Another (fitting-free) model similar in spirit to the one presented here is the “block-copolymer” model used to study folding of Drosophila chromosomes.38 [For a non-fitting free version, see.39,40] In this case, chromatin beads interact directly, so bridging proteins are implied but not explicitly modeled. This approach is equivalent to the one used in Figs. 2–4 if bridging proteins are abundant enough to saturate binding sites; however, the 2 models differ in the regime where only some binding sites are occupied. The model used in Figs. 2–4 also naturally explains the formation of nuclear bodies, and so can be used to study their biogenesis and kinetics (this is not possible with the block-copolymer model where bridging proteins are assumed to be uniformly distributed at all times).

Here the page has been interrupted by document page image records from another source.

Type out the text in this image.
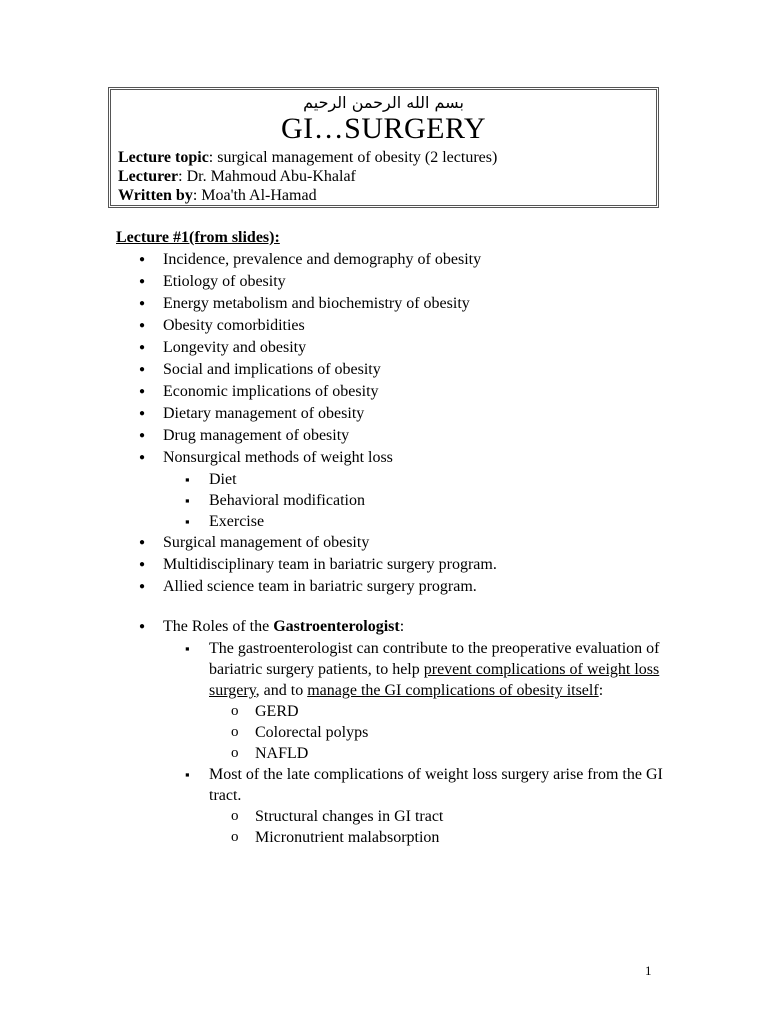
بسم الله الرحمن الرحيم
GI…SURGERY
Lecture topic: surgical management of obesity (2 lectures)
Lecturer: Dr. Mahmoud Abu-Khalaf
Written by: Moa'th Al-Hamad
Lecture #1(from slides):
● Incidence, prevalence and demography of obesity
● Etiology of obesity
● Energy metabolism and biochemistry of obesity
● Obesity comorbidities
● Longevity and obesity
● Social and implications of obesity
● Economic implications of obesity
● Dietary management of obesity
● Drug management of obesity
● Nonsurgical methods of weight loss
▪ Diet
▪ Behavioral modification
▪ Exercise
● Surgical management of obesity
● Multidisciplinary team in bariatric surgery program.
● Allied science team in bariatric surgery program.
● The Roles of the Gastroenterologist:
▪ The gastroenterologist can contribute to the preoperative evaluation of bariatric surgery patients, to help prevent complications of weight loss surgery, and to manage the GI complications of obesity itself:
o GERD
o Colorectal polyps
o NAFLD
▪ Most of the late complications of weight loss surgery arise from the GI tract.
o Structural changes in GI tract
o Micronutrient malabsorption
1
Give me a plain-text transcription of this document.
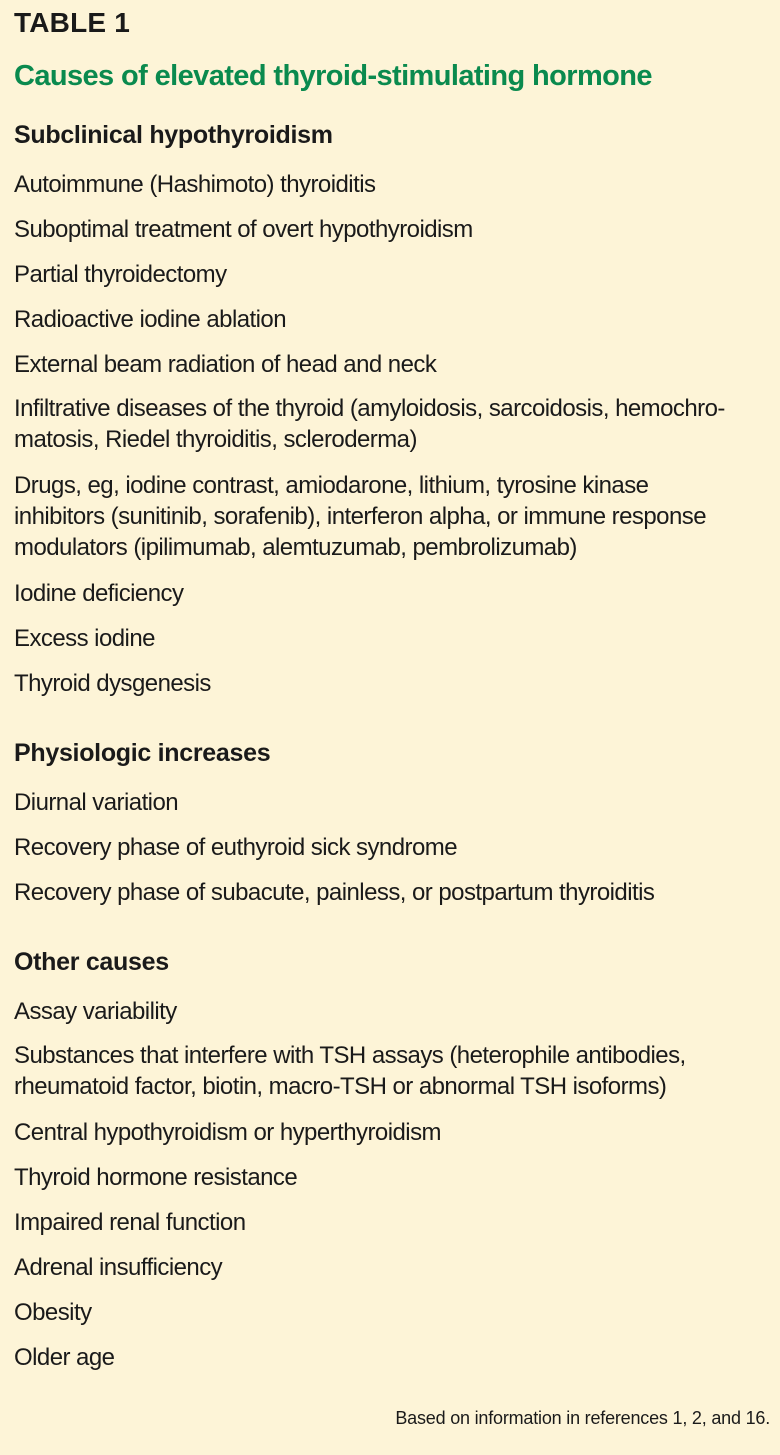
TABLE 1
Causes of elevated thyroid-stimulating hormone
Subclinical hypothyroidism
Autoimmune (Hashimoto) thyroiditis
Suboptimal treatment of overt hypothyroidism
Partial thyroidectomy
Radioactive iodine ablation
External beam radiation of head and neck
Infiltrative diseases of the thyroid (amyloidosis, sarcoidosis, hemochro-
matosis, Riedel thyroiditis, scleroderma)
Drugs, eg, iodine contrast, amiodarone, lithium, tyrosine kinase
inhibitors (sunitinib, sorafenib), interferon alpha, or immune response
modulators (ipilimumab, alemtuzumab, pembrolizumab)
Iodine deficiency
Excess iodine
Thyroid dysgenesis
Physiologic increases
Diurnal variation
Recovery phase of euthyroid sick syndrome
Recovery phase of subacute, painless, or postpartum thyroiditis
Other causes
Assay variability
Substances that interfere with TSH assays (heterophile antibodies,
rheumatoid factor, biotin, macro-TSH or abnormal TSH isoforms)
Central hypothyroidism or hyperthyroidism
Thyroid hormone resistance
Impaired renal function
Adrenal insufficiency
Obesity
Older age
Based on information in references 1, 2, and 16.
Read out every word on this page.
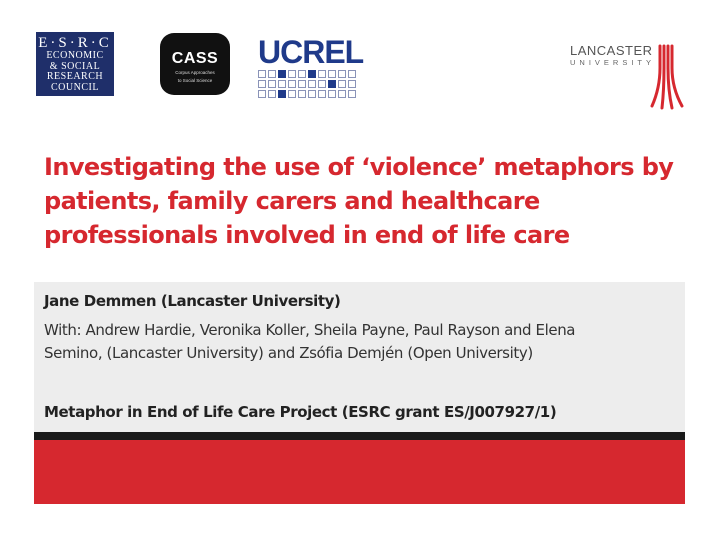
E·S·R·C
ECONOMIC
& SOCIAL
RESEARCH
COUNCIL
CASS
Corpus Approaches
to Social Science
UCREL	LANCASTER
UNIVERSITY
Investigating the use of ‘violence’ metaphors by
patients, family carers and healthcare
professionals involved in end of life care
Jane Demmen (Lancaster University)
With: Andrew Hardie, Veronika Koller, Sheila Payne, Paul Rayson and Elena
Semino, (Lancaster University) and Zsófia Demjén (Open University)
Metaphor in End of Life Care Project (ESRC grant ES/J007927/1)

A recent study by Chiariello et al.41 offers another avenue to improve simulation accuracy by using some information from Hi-C experiments (but then the model is not fitting free). In practice this is done through an iterative procedure which finds the minimal arrangement of binding sites and colors which best explain the Hi-C contact map; for example, simulations involving 16 colors gave contact maps for the Sox6 locus that were indistinguishable from those obtained by Hi-C (correlation coefficient 95%).

An important unaddressed aspect concerns loops (or “loop domains”) stabilized by CTCF.4 As discussed above, CTCF is more likely to bridge 2 cognate binding sites.4,42 when sites are in a “convergent” orientation compared to a “divergent” one. Polymer models to explain this have been proposed43,44; they involve loop-extrusion factors and slip-links that are simultaneously bound (linked) to beads on 2 different chromosomal segments and which can slide (slip) along the segments (in practice, these factors/slip-links are cohesin and/or condensin). These models can account for the observed CTCF orientation bias, as they assume that the loop-extrusion factors can stably stick only to one side of CTCF (which is true of cohesin). However, these models also require some as-yet undiscovered motor protein with a processivity sufficient to generate loops of hundreds of kb. Moreover, CTCF and its convergent sites cannot be the sole organizer of boundaries, as knock-outs of CTCF have only minor effects on domain organization in mammals,45-47 and bacteria possess domains but no equivalent of CTCF. Nevertheless, CTCF directionality and cohesins clearly play an important role in the formation and establishment of several eukaryotic loops, so it will be of interest to incorporate these components into our model.

Footnotes

1

The Broad ChromHMM track is available on the UCSC Genome Browser. To build it, several data sets for histone modification and protein binding have been analyzed using a hidden Markov model to classify chromatin regions as being in one of several chromatin “states”.

2

In practice, we used a threshold in histone modification tracks to color beads, but the exact value of the threshold played a minor role in the results.

Disclosure of potential conflicts of interest

No potential conflicts of interest were disclosed.

Funding

CAB, DMi and DMa acknowledge support from ERC CoG 648050 (THREEDCELLPHYSICS). SK is a Royal Society University Research Fellow. Work in SK's lab is supported by the the European Union's Horizon 2020 research and innovation program under grant agreement no. 637765.